During the weekend of April 10, 5th Avenue Cinema will feature Visconti’s 1963 epic, Il Gattopardo, or The Leopard.

The film is based on Giuseppe Tomasi di Lampedusa’s novel of the same name that chronicles the crumbling of the Italian upper class in 19th century Sicily and is considered one of the most important novels in Italian literature.

The cast includes the American Burt Lancaster, the French (and impossibly handsome) Alain Delon and the Italian Claudia Cardinale at the height of her cinematic beauty.

The film was given a 100 percent rating by the infamous Rotten Tomatoes and the late Roger Ebert commented that it “was written by the only man who could have written it, directed by the only man who could have directed it and stars the only man who could have played its title character.”

Prince Don Fabrizio (Lancaster) of Salina learns that Giuseppe Garibaldi, an important figure in the Italian unification, and his troops have hit Sicily. An obvious threat to the position of the Sicilian upper class, Fabrizio sees this as a precursor for his social demise.

Yet when his promising nephew Tancredi (Delon) joins Garibaldi’s army and becomes engaged to Angelica (Cardinale), the daughter of the newly appointed mayor, Fabrizio cannot deny what the social connections could do for his nephew.

If anything, the film is a visual stunner. Visconti pays great attention to detail, and the beauty and pride of the Italian backdrop is just as great a force as any of the cast members.

It is rumored that the team needed to cast a Hollywood star like Lancaster, despite the fact that he was not Italian, to gain more attention and justification for the large budget. While Lancaster was not the first popular choice for the role of Don Fabrizio, some regard it as one of the best performances in Lancaster’s career.

Lancaster said of the role, “It was my best work…I bought 11 copies of The Leopard because I thought it was a great novel. I gave it to everyone. But when I was asked to play in it, I said, no, that part’s for a real Italian.

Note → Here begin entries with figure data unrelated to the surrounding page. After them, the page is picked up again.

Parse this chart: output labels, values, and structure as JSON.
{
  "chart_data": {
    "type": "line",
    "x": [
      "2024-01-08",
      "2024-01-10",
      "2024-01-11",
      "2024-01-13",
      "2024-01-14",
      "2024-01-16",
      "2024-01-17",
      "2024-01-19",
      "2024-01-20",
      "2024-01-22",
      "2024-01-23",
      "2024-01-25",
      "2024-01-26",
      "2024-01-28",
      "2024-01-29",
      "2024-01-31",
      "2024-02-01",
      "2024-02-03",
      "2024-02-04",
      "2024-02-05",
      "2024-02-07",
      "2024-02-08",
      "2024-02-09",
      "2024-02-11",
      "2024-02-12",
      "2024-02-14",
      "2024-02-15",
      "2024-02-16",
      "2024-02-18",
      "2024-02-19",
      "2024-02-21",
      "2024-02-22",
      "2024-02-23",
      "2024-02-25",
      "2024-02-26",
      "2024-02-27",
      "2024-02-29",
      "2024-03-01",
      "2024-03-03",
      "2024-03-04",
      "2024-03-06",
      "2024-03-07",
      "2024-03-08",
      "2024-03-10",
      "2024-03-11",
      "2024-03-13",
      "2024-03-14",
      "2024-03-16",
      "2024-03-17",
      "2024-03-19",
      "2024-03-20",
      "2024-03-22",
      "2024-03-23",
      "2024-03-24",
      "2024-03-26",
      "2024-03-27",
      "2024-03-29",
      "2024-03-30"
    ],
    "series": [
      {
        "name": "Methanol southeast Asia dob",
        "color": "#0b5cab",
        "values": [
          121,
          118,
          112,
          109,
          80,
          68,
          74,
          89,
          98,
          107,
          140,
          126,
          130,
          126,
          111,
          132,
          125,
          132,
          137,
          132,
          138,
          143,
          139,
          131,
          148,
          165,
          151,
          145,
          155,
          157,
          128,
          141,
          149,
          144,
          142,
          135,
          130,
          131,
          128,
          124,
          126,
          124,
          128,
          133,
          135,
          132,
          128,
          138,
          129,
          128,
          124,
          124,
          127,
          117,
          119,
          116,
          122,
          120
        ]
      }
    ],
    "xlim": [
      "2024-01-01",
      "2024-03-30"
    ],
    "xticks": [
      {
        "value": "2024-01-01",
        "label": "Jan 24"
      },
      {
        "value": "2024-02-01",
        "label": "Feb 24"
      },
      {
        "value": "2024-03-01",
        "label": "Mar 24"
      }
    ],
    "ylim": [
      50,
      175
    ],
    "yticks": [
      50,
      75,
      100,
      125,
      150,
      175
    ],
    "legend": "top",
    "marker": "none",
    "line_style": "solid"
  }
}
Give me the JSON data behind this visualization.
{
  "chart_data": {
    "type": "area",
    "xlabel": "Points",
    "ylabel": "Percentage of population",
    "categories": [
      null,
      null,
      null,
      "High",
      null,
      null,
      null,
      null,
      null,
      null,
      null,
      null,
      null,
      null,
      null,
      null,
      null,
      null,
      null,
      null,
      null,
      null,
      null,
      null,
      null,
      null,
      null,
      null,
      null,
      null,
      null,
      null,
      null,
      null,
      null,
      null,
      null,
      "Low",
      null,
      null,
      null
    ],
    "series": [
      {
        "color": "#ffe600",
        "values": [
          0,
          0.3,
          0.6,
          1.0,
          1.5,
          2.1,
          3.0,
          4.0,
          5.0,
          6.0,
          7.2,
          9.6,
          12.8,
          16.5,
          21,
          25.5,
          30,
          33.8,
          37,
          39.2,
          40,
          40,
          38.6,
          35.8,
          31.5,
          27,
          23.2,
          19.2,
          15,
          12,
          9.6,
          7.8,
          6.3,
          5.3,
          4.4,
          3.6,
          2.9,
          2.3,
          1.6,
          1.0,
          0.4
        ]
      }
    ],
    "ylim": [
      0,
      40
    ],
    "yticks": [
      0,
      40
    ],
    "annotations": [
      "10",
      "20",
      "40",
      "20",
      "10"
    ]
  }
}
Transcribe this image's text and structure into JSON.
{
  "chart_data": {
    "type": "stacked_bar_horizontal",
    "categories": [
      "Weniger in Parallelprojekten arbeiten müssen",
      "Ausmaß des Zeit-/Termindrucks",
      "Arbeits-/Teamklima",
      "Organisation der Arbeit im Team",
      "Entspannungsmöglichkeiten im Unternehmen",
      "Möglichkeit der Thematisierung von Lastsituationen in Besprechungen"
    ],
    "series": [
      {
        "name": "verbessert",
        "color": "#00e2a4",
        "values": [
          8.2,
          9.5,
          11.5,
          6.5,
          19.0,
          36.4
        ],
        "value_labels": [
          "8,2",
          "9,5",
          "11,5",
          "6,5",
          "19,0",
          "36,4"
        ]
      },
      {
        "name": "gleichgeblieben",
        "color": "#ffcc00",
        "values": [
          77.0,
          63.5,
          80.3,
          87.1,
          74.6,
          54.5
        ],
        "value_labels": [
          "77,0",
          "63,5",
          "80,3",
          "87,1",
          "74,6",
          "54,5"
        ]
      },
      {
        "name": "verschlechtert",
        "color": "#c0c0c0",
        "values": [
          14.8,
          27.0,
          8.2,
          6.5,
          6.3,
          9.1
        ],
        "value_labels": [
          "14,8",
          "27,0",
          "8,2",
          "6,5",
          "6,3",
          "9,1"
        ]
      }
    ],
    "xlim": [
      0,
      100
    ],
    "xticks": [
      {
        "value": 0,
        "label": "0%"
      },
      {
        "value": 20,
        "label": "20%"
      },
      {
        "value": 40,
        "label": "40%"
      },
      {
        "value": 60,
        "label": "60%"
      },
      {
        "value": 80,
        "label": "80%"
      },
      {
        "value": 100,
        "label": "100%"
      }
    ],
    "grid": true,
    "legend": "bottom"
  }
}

But, lo, the wheels of fortune turned.”

While Lancaster is dubbed-over in Italian, it is not in his speech but in the silence of his actions that he conveys his masterful talent.

Fabrizio quietly struggles to accept the loss of power his people will come to know, sacrificing his family’s prominence in society to uphold the tradition and continuance he grew up knowing and respecting.

The final sequence is a 45 minute ball, a celebration of the dying age. It ties together all of the themes of the movie seamlessly without even directly mentioning them in conversation. The viewer sympathizes with Fabrizio, a man who truly loves the way he lives his life, knowing that it must soon come to an end.

The Leopard is a film of both beauty and silent, accepting pain, of which Visconti conveys effortlessly.